Details and patient eligibility

About

In previous clinical practice, 68Ga-Pentixafor PET/CT has demonstrated promising diagnostic utility in various neuroendocrine tumors by targeting CXCR4, a chemokine receptor overexpressed in several ACTH-secreting neoplasms. Building on this, and leveraging the Nuclear Medicine expertise at Peking Union Medical College Hospital, we aim to conduct a prospective observational study investigating the role of CXCR4-targeted PET/CT imaging in patients with confirmed or suspected Cushing's syndrome.
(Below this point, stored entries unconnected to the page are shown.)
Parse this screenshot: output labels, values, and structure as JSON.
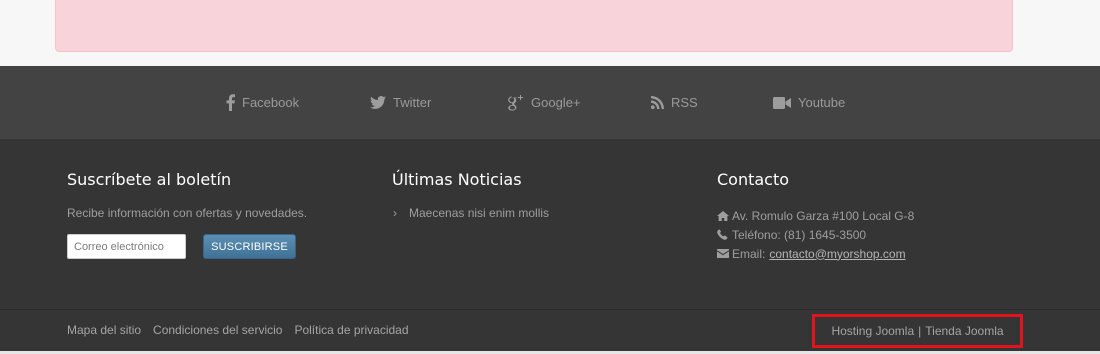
{
  "social": {
    "facebook": "Facebook",
    "twitter": "Twitter",
    "googleplus": "Google+",
    "rss": "RSS",
    "youtube": "Youtube"
  },
  "newsletter": {
    "title": "Suscríbete al boletín",
    "description": "Recibe información con ofertas y novedades.",
    "email_placeholder": "Correo electrónico",
    "button_label": "SUSCRIBIRSE"
  },
  "news": {
    "title": "Últimas Noticias",
    "items": [
      "Maecenas nisi enim mollis"
    ]
  },
  "contact": {
    "title": "Contacto",
    "address": "Av. Romulo Garza #100 Local G-8",
    "phone": "Teléfono: (81) 1645-3500",
    "email_label": "Email:",
    "email": "contacto@myorshop.com"
  },
  "footer_links": [
    "Mapa del sitio",
    "Condiciones del servicio",
    "Política de privacidad"
  ],
  "credits": {
    "hosting": "Hosting Joomla",
    "separator": "|",
    "store": "Tienda Joomla"
  },
  "colors": {
    "alert_bg": "#f9d3da",
    "social_bg": "#434343",
    "footer_bg": "#353535",
    "button_bg": "#4a7ea3",
    "highlight_border": "#e3131b"
  },
  "icons": {
    "facebook": "facebook-icon",
    "twitter": "twitter-icon",
    "googleplus": "google-plus-icon",
    "rss": "rss-icon",
    "youtube": "video-camera-icon",
    "address": "home-icon",
    "phone": "phone-icon",
    "email": "envelope-icon",
    "news_bullet": "chevron-right-icon"
  }
}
This study will focus on evaluating the capability of ^68Ga-Pentixafor PET/CT to assist in the differential diagnosis of ACTH-dependent and ACTH-independent subtypes, as well as in the localization of primary lesions in challenging cases. Imaging performance will be assessed in comparison with conventional modalities and/or 68Ga-DOTATATE PET/CT when available.

Enrollment

160 estimated patients

Sex

All

Ages

10 to 80 years old

Volunteers

No Healthy Volunteers

Inclusion criteria

Clinical suspicion or confirmed diagnosis of Cushing's syndrome, based on clinical features (e.g., central obesity, moon face, muscle weakness) and/or abnormal cortisol-related biochemical tests.
Able and willing to undergo PET/CT imaging with both 68Ga-Pentixafor and, when applicable, 68Ga-DOTATATE.
Willing to provide informed consent for participation in the study.

Exclusion criteria

Prior administration of therapeutic or investigational radiopharmaceuticals within 5 physical half-lives before study imaging.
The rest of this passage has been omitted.